The Australian Taxation Office (ATO) told the Department of Human Services (DHS) to “cease and desist” with the use of taxation data for the purpose of sending automated debt recovery letters to welfare recipients during the infamous Robodebt scheme, a Royal Commission has heard.

In an email from July 2017 presented as evidence last week, Tyson Fawcett, who is currently a Director of Data Management with the ATO, said he was “seeking an assurance" about how data would be “used with any future bulk compliance processes”.

Fawcett had called “an urgent discussion” around how the DHS was using data and went so far as to ask the department to “cease and desist the usage of the data until we have your assurance around the data use”.

The evidence was brought up during an examination of Jeremy Hirschhorn who appeared in the Royal Commission witness stand on behalf of the ATO.

Justin Greggery Senior Counsel Assisting described the phrase “cease and desist” as “the strongest phrase we have seen from all of the material gathered by the ATO to date” – a statement to which Hirschhorn agreed.

Yet back in 2017, the DHS responded by saying the work it had been commissioned by the government of the day required the data and that it needed to continue.

"There are currently a range of measures the government has asked us to deliver which rely on data-matching capabilities of our organisations,” the DHS said.

“This work needs to continue.”

Greggery suggested the DHS was “leveraging some political weight” in order to push back against the ATO’s question of whether its data was being used lawfully.

Hirschhorn said it wasn’t clear if Fawcett took issue specifically with the legality of data use “or whether it may well be against an ethical use”.

Either way, Fawcett wasn’t happy the data it had shared with DHS for more than 20 years for the sake of identifying discrepancies in reported incomes was now being used to automatically raise debts without human oversight.

Robodebt was an attempt to recover more than $1 billion and saw a massive shift in scale for the department’s debt recovery arm which went from sending 20,000 compliance letters a year to 20,000 letters a week during the scheme’s ultimately doomed operation.

People who received automated notices were shocked and confused by sudden debts they found they had incurred by accurately reporting their own income data to Centrelink.

Fighting against the scheme was a bureaucratic nightmare and it took people who were willing to take on the government and prove it was unlawful in the Federal Court before the scheme was finally unravelled.

Part of the reason Robodebt got as far as it did was an underlying assumption that other departments were acting lawfully – even when the functional use of data sharing agreements, for example, were altered.

“We would approach a question assuming that another agency is operating on a lawful basis,” Hirschhorn said.

Greggery agreed that this was indeed a “reasonable assumption” but questioned Hirschhorn about whether the ATO tried to validate that assumption given the changes in how the data was being used and “in respect of a high volume of taxpayer information”.

“No,” Hirschhorn replied.

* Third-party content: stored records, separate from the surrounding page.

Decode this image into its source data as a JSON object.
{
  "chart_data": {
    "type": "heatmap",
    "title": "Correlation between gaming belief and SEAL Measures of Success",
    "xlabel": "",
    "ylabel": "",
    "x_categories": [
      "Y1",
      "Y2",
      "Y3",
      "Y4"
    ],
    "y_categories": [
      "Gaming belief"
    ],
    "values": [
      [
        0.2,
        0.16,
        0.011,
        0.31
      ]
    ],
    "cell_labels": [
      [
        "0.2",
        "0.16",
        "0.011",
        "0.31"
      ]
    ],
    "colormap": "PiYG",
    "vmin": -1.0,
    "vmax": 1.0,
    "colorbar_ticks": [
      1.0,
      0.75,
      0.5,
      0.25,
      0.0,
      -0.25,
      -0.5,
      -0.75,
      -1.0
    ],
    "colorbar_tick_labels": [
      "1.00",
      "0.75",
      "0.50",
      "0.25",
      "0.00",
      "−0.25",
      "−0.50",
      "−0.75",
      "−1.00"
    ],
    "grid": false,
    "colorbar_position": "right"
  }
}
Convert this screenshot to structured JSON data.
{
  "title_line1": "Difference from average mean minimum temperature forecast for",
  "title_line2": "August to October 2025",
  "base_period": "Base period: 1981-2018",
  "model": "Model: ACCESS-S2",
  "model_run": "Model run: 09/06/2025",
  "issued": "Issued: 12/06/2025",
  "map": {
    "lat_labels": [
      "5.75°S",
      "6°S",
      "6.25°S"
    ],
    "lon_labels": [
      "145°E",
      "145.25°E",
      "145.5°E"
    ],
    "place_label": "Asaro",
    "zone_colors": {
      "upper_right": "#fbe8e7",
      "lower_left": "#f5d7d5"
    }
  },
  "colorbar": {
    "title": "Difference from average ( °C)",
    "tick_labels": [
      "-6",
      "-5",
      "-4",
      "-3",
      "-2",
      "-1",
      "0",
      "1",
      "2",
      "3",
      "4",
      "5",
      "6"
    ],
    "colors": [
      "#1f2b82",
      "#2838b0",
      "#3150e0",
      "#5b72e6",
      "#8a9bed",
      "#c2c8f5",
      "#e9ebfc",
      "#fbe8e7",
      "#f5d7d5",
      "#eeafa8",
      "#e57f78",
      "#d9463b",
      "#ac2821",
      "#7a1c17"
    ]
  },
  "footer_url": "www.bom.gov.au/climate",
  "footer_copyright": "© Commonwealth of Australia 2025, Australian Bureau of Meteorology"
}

The ATO hadn’t sought assurance that the data it was sharing was being used lawfully in the administration of this new scheme.

The Royal Commission has so far shown the extent to which Commonwealth departments failed to heed early legal warnings about the lawfulness of using income averaging to raise debts against some of society’s most vulnerable people and neglected to ensure that large swathes of taxpayer data were being used in good faith.